Alsatian food is synonymous with conviviality, the dishes are substantial and served in generous portions and it has one of the richest regional kitchens.

Food

Savory specialties 
Traditional dishes include baeckeoffe, flammekueche, choucroute, cordon bleu, Vol-au-vent, spaetzle, fleischnacka and bretzel. The region's version of coq au vin is coq au Riesling. Southern Alsace, also called the Sundgau, is characterized by carpe frite (that also exists in Yiddish tradition). Alsace is also well known for its foie gras made in the region since the 17th century.

The gastronomic symbol of the région is undoubtedly the Choucroute, a local variety of Sauerkraut. The word Sauerkraut in Alsatian has the form sûrkrût, same as in other southwestern German dialects, and means "sour cabbage" as its Standard German equivalent. This word was included into the French language as choucroute. To make it, the cabbage is finely shredded, layered with salt and juniper and left to ferment in wooden barrels. Sauerkraut can be served with poultry, pork, sausage or even fish. Traditionally it is served with pork, Strasbourg sausage or frankfurters, bacon, smoked pork or smoked Morteau or Montbéliard sausages or a selection of pork products. Served alongside are often steamed potatoes.

The second most famous dish is the baeckeoffe, a dish made from potatoes, vegetables, as well as three different meat (pork, lamb and beef). Everything is cooked together in the oven in a terrine with Alsace white wine and herbs during several hours.

The flammekueche (tarte flambée) is also very popular in Alsace.

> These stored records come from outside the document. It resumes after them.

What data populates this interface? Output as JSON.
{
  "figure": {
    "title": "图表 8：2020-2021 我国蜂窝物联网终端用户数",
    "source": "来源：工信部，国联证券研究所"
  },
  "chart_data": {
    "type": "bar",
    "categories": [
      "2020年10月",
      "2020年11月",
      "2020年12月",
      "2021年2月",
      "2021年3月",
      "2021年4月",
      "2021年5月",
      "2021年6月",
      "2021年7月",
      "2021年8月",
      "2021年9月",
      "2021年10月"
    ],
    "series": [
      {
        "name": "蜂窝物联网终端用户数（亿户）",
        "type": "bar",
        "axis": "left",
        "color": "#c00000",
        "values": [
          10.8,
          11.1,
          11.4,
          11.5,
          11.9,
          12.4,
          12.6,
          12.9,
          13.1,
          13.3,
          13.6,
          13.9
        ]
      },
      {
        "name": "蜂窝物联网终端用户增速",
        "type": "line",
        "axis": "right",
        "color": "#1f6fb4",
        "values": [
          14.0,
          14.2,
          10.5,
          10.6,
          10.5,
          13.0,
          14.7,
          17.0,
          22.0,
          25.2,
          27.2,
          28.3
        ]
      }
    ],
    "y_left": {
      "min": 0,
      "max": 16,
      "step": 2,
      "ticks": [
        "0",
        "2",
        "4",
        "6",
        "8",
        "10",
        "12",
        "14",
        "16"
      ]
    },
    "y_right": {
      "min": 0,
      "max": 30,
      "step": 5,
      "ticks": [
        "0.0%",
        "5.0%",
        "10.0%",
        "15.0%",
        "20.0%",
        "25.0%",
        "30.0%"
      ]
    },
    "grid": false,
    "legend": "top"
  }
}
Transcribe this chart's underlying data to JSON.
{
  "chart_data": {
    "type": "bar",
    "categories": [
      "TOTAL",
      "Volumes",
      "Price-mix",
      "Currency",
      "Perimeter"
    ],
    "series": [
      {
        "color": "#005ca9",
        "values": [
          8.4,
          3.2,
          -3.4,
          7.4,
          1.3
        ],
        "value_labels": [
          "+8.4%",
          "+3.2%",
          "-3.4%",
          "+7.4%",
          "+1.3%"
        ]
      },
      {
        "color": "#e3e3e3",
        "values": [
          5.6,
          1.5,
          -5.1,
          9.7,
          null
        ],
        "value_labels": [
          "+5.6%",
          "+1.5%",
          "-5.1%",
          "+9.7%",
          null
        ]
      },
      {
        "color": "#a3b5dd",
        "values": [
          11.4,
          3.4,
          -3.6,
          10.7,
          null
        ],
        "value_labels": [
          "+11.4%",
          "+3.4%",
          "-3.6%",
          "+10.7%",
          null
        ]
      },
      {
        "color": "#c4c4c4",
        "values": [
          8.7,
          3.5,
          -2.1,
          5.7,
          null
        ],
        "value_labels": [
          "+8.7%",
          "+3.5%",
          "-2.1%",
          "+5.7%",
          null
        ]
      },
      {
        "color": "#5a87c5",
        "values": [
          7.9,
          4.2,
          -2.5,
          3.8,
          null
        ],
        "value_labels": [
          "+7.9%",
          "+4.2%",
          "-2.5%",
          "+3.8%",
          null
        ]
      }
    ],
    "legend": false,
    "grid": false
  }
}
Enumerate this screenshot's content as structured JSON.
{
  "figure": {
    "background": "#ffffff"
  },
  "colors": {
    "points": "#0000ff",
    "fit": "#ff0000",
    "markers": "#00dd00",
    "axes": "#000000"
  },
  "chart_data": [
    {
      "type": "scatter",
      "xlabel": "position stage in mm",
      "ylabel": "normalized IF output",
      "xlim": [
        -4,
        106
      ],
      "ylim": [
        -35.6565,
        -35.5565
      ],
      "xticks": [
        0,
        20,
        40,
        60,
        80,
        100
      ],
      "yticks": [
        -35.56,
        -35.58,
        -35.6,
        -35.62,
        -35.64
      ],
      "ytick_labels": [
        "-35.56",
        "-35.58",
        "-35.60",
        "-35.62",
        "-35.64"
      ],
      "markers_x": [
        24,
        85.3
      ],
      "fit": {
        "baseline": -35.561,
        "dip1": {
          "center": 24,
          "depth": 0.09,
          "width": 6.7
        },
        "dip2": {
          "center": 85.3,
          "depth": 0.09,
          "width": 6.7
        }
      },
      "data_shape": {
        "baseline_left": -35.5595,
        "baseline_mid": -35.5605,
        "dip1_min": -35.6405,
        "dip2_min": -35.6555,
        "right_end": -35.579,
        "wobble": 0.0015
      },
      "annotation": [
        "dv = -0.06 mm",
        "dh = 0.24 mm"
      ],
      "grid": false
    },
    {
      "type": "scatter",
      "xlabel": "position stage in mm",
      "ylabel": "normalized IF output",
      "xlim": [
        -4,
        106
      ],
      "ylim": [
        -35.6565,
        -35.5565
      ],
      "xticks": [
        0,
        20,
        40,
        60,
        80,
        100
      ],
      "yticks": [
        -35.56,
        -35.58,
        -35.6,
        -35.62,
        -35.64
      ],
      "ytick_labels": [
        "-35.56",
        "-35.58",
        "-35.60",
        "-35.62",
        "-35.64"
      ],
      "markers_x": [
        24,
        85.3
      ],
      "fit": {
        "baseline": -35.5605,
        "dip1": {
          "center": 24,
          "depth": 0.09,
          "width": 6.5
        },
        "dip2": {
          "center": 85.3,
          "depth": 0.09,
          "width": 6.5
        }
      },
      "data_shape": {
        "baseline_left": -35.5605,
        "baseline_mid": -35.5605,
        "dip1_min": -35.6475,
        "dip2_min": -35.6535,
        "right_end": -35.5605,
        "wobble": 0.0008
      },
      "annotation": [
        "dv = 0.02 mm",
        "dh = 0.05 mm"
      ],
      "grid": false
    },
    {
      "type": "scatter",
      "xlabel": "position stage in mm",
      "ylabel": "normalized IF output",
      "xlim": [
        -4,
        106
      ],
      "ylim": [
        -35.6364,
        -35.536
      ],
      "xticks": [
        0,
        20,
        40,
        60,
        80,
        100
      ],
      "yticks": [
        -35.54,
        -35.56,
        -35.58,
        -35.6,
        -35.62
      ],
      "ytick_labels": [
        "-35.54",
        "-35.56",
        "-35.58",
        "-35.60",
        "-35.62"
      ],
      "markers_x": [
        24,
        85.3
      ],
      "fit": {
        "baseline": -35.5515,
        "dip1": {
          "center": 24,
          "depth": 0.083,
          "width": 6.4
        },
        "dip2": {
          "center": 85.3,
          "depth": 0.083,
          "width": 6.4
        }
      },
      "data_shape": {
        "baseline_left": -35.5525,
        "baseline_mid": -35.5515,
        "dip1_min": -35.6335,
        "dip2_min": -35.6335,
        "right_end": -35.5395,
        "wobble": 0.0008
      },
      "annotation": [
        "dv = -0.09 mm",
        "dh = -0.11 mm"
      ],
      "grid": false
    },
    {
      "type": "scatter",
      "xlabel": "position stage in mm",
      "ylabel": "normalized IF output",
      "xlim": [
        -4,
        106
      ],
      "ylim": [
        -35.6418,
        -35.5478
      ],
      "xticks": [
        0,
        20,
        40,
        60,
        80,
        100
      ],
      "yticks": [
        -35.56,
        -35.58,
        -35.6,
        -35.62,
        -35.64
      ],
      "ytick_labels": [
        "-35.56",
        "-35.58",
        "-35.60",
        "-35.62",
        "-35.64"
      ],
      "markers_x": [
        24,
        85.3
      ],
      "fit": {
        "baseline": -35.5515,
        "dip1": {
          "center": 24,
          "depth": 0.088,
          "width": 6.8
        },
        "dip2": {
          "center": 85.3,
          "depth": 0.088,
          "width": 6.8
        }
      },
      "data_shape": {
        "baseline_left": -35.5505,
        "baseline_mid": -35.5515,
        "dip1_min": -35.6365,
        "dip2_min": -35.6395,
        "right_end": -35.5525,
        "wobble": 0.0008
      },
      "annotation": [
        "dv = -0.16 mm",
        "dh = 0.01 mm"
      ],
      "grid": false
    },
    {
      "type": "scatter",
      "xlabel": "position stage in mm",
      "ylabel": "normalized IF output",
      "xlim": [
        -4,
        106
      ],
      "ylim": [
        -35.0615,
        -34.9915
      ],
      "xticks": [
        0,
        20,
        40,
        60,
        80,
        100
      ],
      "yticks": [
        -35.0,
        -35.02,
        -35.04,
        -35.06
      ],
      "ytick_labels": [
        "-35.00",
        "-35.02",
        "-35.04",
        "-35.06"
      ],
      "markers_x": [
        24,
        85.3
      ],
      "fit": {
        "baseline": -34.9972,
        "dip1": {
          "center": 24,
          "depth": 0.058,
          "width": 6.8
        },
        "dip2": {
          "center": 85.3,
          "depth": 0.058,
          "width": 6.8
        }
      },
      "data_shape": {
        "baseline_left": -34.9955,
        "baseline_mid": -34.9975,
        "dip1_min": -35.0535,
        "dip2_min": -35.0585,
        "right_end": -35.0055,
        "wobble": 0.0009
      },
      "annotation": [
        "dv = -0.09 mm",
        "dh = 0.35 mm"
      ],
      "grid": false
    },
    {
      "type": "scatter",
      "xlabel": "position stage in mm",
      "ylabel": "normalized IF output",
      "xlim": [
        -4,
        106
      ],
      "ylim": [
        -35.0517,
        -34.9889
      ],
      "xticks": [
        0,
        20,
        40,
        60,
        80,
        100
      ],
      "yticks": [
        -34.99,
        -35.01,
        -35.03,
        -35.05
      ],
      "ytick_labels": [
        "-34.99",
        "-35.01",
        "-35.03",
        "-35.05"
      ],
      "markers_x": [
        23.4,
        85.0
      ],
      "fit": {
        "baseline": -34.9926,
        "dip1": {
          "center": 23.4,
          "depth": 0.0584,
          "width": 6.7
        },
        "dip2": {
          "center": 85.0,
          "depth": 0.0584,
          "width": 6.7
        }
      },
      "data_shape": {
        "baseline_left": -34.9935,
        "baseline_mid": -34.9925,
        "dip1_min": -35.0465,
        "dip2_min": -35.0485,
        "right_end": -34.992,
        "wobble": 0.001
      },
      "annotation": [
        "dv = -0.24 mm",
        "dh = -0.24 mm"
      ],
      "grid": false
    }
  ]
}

It is sometimes called the Alsatian pizza but its dough is much thinner. It is traditionally filled with a mixture of crème fraîche and fromage blanc, bacon strips and onions.

Additionally, Alsace is known for its fruit juices, mineral waters and wines.

Sweet specialties 
Sweet specialties of Alsace include kougelhopf, german-style cheesecake (called fromage blanc tart), Mont-Blanc (called torche aux marrons in Alsace) and streusel.

The festivities of the year's end involve the production of a great variety of biscuits and small cakes called bredala, as well as pain d'épices (gingerbread) which are baked around Christmas time and manala (a brioche in the shape of a little guy) which are traditionally baked for Saint Nicholas Day (on the 6th of December).

Wine

Alsace is an important wine-producing région. Alsace wines are mostly white and display a strong Germanic influence. Alsace produces some of the world's most noted dry rieslings and is the only région in France to produce mostly varietal wines, typically from grapes also used in Germany. The most notable example is Gewürztraminer.

Alsace wines are made from seven different grape varieties: Sylvaner, Pinot Blanc, Riesling, Muscat, Pinot Gris, Gewürztraminer and Pinot Noir. Pinot Noir is the only Alsatian red wine.

The region also produces Crémant d'Alsace, a sparkling wine.

Beer
Alsace is also the main beer-producing région of France, thanks primarily to breweries in and near Strasbourg. These include those of Fischer, Karlsbräu, Kronenbourg, and Heineken International, but also a lot of micro-breweries. Hops are grown in Kochersberg and in northern Alsace.

Schnapps 
Schnapps is also traditionally made in Alsace, but it is in decline because home distillers are becoming less common and the consumption of traditional, strong, alcoholic beverages is decreasing.